I've never had a positive experience at Jillian's - ever. First thing - the second you walk in the door you're hit in the face with the smell of a three-day-old urine-soaked cigarette. Either clean the fucking restrooms or install some better ventilation. It's a bar - it's going to smell like smoke. But unless people are pissing on the carpet, the entrance should NOT smell like a portable shit bucket from my parents 1974 pop-up camper. As soon as I walk in the place, a waitress should have one eyeball on me and the other on her push-up bra. The second I land at a table and remove my jacket, said pushed-up waitress should appear like a genie outa thin air, READY to take a drink order. READY means pen and note pad in hand. If you were a fucking genius, you wouldn't be waiting tables. Write the shit down. And when you say you're going to return in "a couple of minutes" to take our food order, make sure you can read the clock. Don't come back in 22 minutes and act like you're busting your ass.
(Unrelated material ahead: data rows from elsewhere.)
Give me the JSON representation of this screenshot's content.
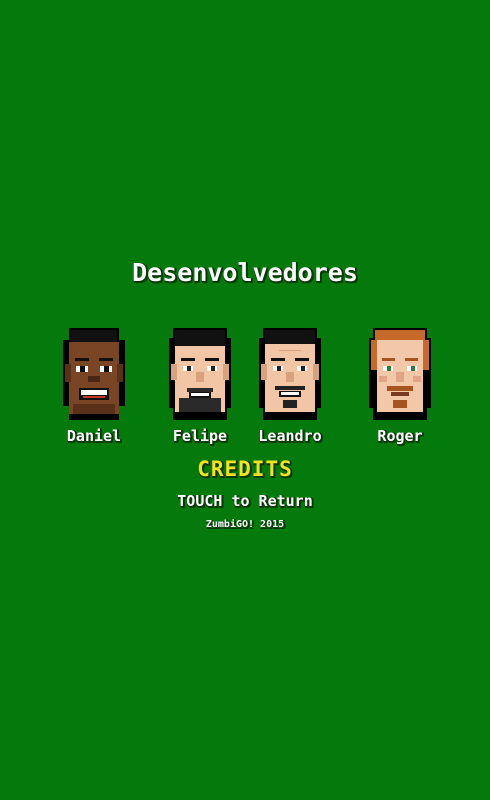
{
  "screen": {
    "title": "Desenvolvedores",
    "credits_label": "CREDITS",
    "return_label": "TOUCH to Return",
    "footer": "ZumbiGO! 2015"
  },
  "developers": [
    {
      "name": "Daniel",
      "skin": "#7a4524",
      "skin_shade": "#5a3018",
      "hair": "#111111",
      "beard": "none"
    },
    {
      "name": "Felipe",
      "skin": "#f2c6a5",
      "skin_shade": "#d9a27e",
      "hair": "#111111",
      "beard": "goatee"
    },
    {
      "name": "Leandro",
      "skin": "#f2c6a5",
      "skin_shade": "#d9a27e",
      "hair": "#111111",
      "beard": "goatee"
    },
    {
      "name": "Roger",
      "skin": "#f3c8a8",
      "skin_shade": "#dca586",
      "hair": "#c56a2a",
      "beard": "mustache"
    }
  ],
  "colors": {
    "background": "#057a0c",
    "credits": "#f2e21f",
    "text": "#ffffff"
  }
}
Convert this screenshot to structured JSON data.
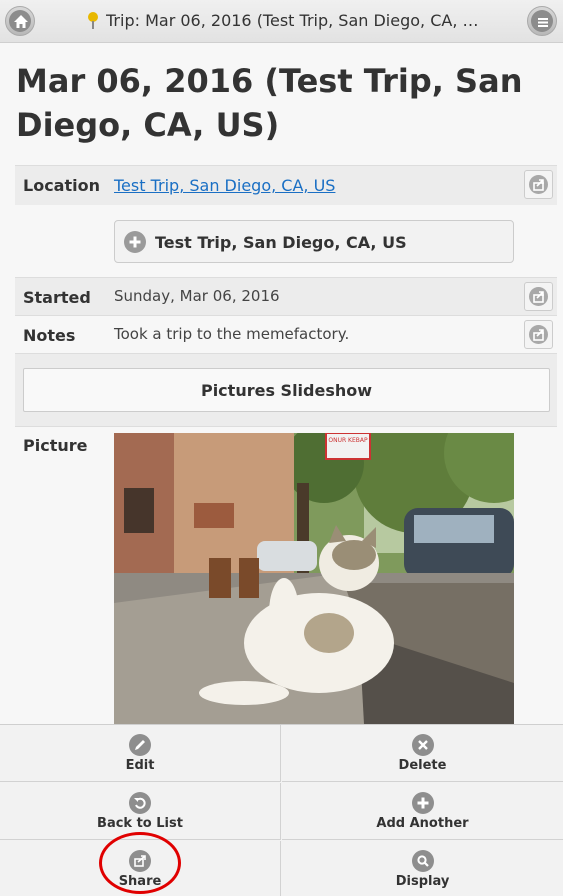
{
  "header": {
    "title": "Trip: Mar 06, 2016 (Test Trip, San Diego, CA, US)",
    "home_icon": "home-icon",
    "menu_icon": "menu-icon"
  },
  "page": {
    "title": "Mar 06, 2016 (Test Trip, San Diego, CA, US)"
  },
  "fields": {
    "location_label": "Location",
    "location_value": "Test Trip, San Diego, CA, US",
    "location_button": "Test Trip, San Diego, CA, US",
    "started_label": "Started",
    "started_value": "Sunday, Mar 06, 2016",
    "notes_label": "Notes",
    "notes_value": "Took a trip to the memefactory.",
    "slideshow_label": "Pictures Slideshow",
    "picture_label": "Picture"
  },
  "picture": {
    "sign_text": "ONUR KEBAP"
  },
  "footer": {
    "edit": "Edit",
    "delete": "Delete",
    "back": "Back to List",
    "add": "Add Another",
    "share": "Share",
    "display": "Display"
  },
  "colors": {
    "link": "#1a6fc4",
    "annotation": "#e00000"
  }
}
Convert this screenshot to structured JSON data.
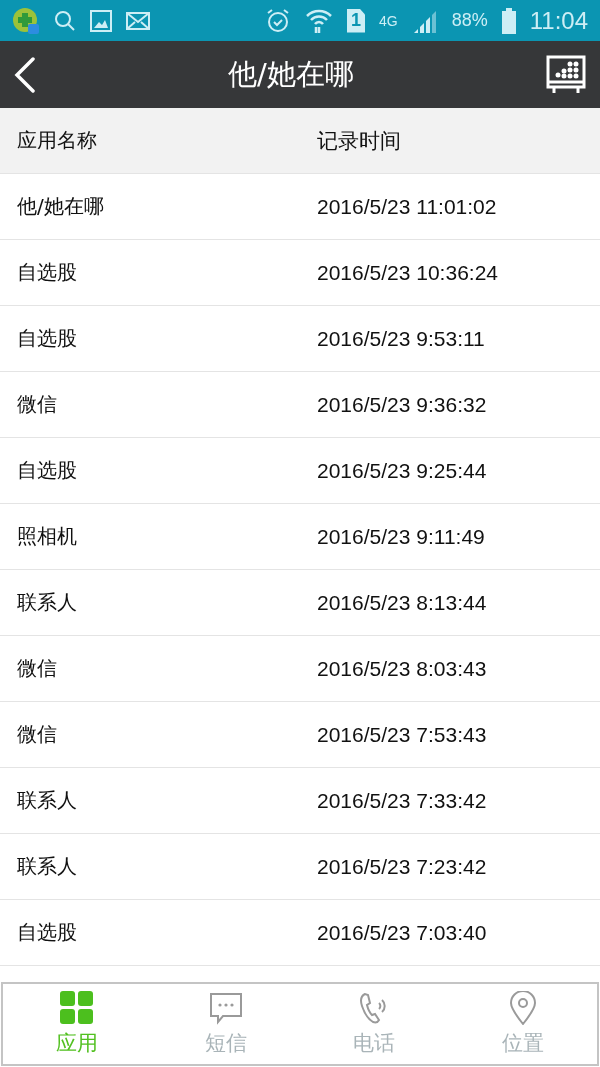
{
  "status_bar": {
    "sim": "1",
    "network": "4G",
    "battery": "88%",
    "time": "11:04"
  },
  "header": {
    "title": "他/她在哪"
  },
  "table": {
    "columns": [
      "应用名称",
      "记录时间"
    ],
    "rows": [
      [
        "他/她在哪",
        "2016/5/23 11:01:02"
      ],
      [
        "自选股",
        "2016/5/23 10:36:24"
      ],
      [
        "自选股",
        "2016/5/23 9:53:11"
      ],
      [
        "微信",
        "2016/5/23 9:36:32"
      ],
      [
        "自选股",
        "2016/5/23 9:25:44"
      ],
      [
        "照相机",
        "2016/5/23 9:11:49"
      ],
      [
        "联系人",
        "2016/5/23 8:13:44"
      ],
      [
        "微信",
        "2016/5/23 8:03:43"
      ],
      [
        "微信",
        "2016/5/23 7:53:43"
      ],
      [
        "联系人",
        "2016/5/23 7:33:42"
      ],
      [
        "联系人",
        "2016/5/23 7:23:42"
      ],
      [
        "自选股",
        "2016/5/23 7:03:40"
      ]
    ]
  },
  "tabs": [
    {
      "kind": "apps",
      "label": "应用",
      "selected": true
    },
    {
      "kind": "message",
      "label": "短信",
      "selected": false
    },
    {
      "kind": "phone",
      "label": "电话",
      "selected": false
    },
    {
      "kind": "location",
      "label": "位置",
      "selected": false
    }
  ]
}
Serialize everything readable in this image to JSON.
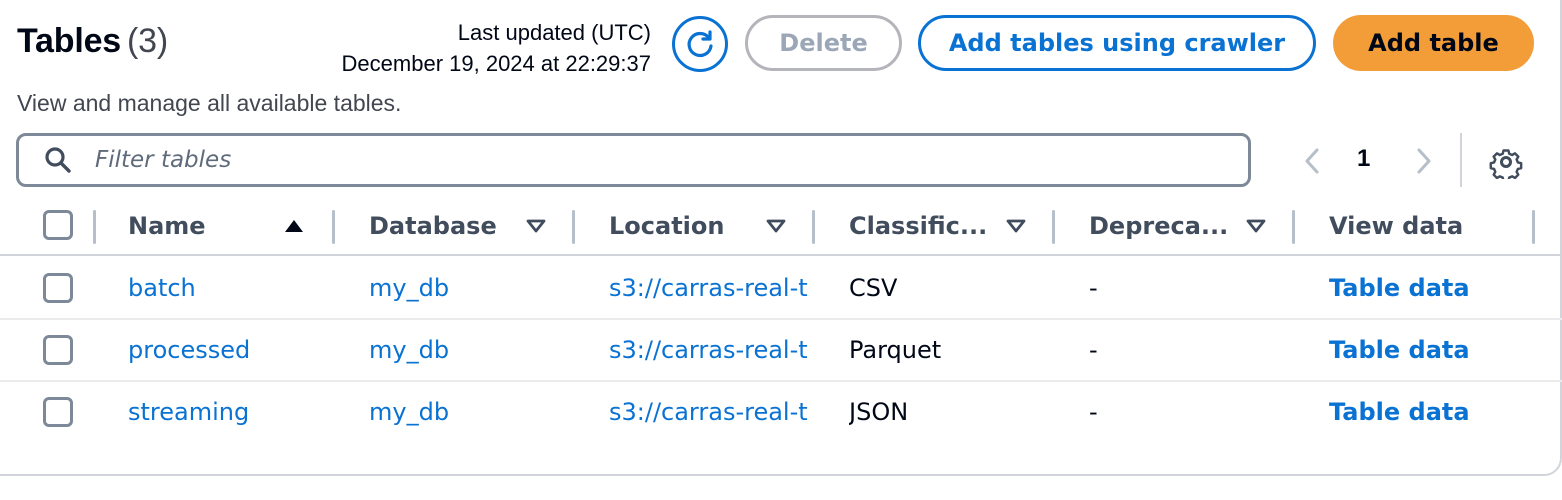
{
  "header": {
    "title": "Tables",
    "count": "(3)",
    "description": "View and manage all available tables.",
    "last_updated_label": "Last updated (UTC)",
    "last_updated_value": "December 19, 2024 at 22:29:37"
  },
  "actions": {
    "refresh_icon": "refresh-icon",
    "delete_label": "Delete",
    "crawler_label": "Add tables using crawler",
    "add_label": "Add table"
  },
  "filter": {
    "placeholder": "Filter tables",
    "value": ""
  },
  "pagination": {
    "current_page": "1"
  },
  "table": {
    "columns": [
      {
        "label": "Name",
        "sort": "ascending"
      },
      {
        "label": "Database",
        "sort": "none"
      },
      {
        "label": "Location",
        "sort": "none"
      },
      {
        "label": "Classific...",
        "sort": "none"
      },
      {
        "label": "Depreca...",
        "sort": "none"
      },
      {
        "label": "View data",
        "sort": ""
      }
    ],
    "rows": [
      {
        "name": "batch",
        "database": "my_db",
        "location": "s3://carras-real-t",
        "classification": "CSV",
        "deprecated": "-",
        "view": "Table data"
      },
      {
        "name": "processed",
        "database": "my_db",
        "location": "s3://carras-real-t",
        "classification": "Parquet",
        "deprecated": "-",
        "view": "Table data"
      },
      {
        "name": "streaming",
        "database": "my_db",
        "location": "s3://carras-real-t",
        "classification": "JSON",
        "deprecated": "-",
        "view": "Table data"
      }
    ]
  },
  "colors": {
    "link": "#0972d3",
    "primary_button": "#f29d38",
    "text": "#000716",
    "border": "#7d8998"
  }
}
If 4 guys show up to eat lunch, make each check separate. Unless you know that two or more of the guys are dating or fucking each other, separate checks should be automatic. If you're in the pool hall business, maintain the equipment. Yes, this does cost money. However, your $3 bottles of domestic beer should more than pay for this upkeep. ALL of the pool cues should have tips on them. NONE of the cues should bow like the hull of a Chris-Craft. DON'T ration the chalk like it's fucking caviar. Stop by Ace Hardware and fix the fucking wobbly tables! Don't even bring the food to the table without silverware AND napkins. EXTRA fucking napkins. Assume that I am a one-armed slob with the shakes - bring a fucking BALE of napkins to the table. And fuck yes I want the change back! The check is $8.95 - I give you $9 and some pocket lint. Bring back the nickle AND the pocket lint - you don't get ALL of that for a tip! And when you're having a slow (read non-existent) lunch rush, don't simply stand around looking dumber. Work on getting rid of the sour piss smell!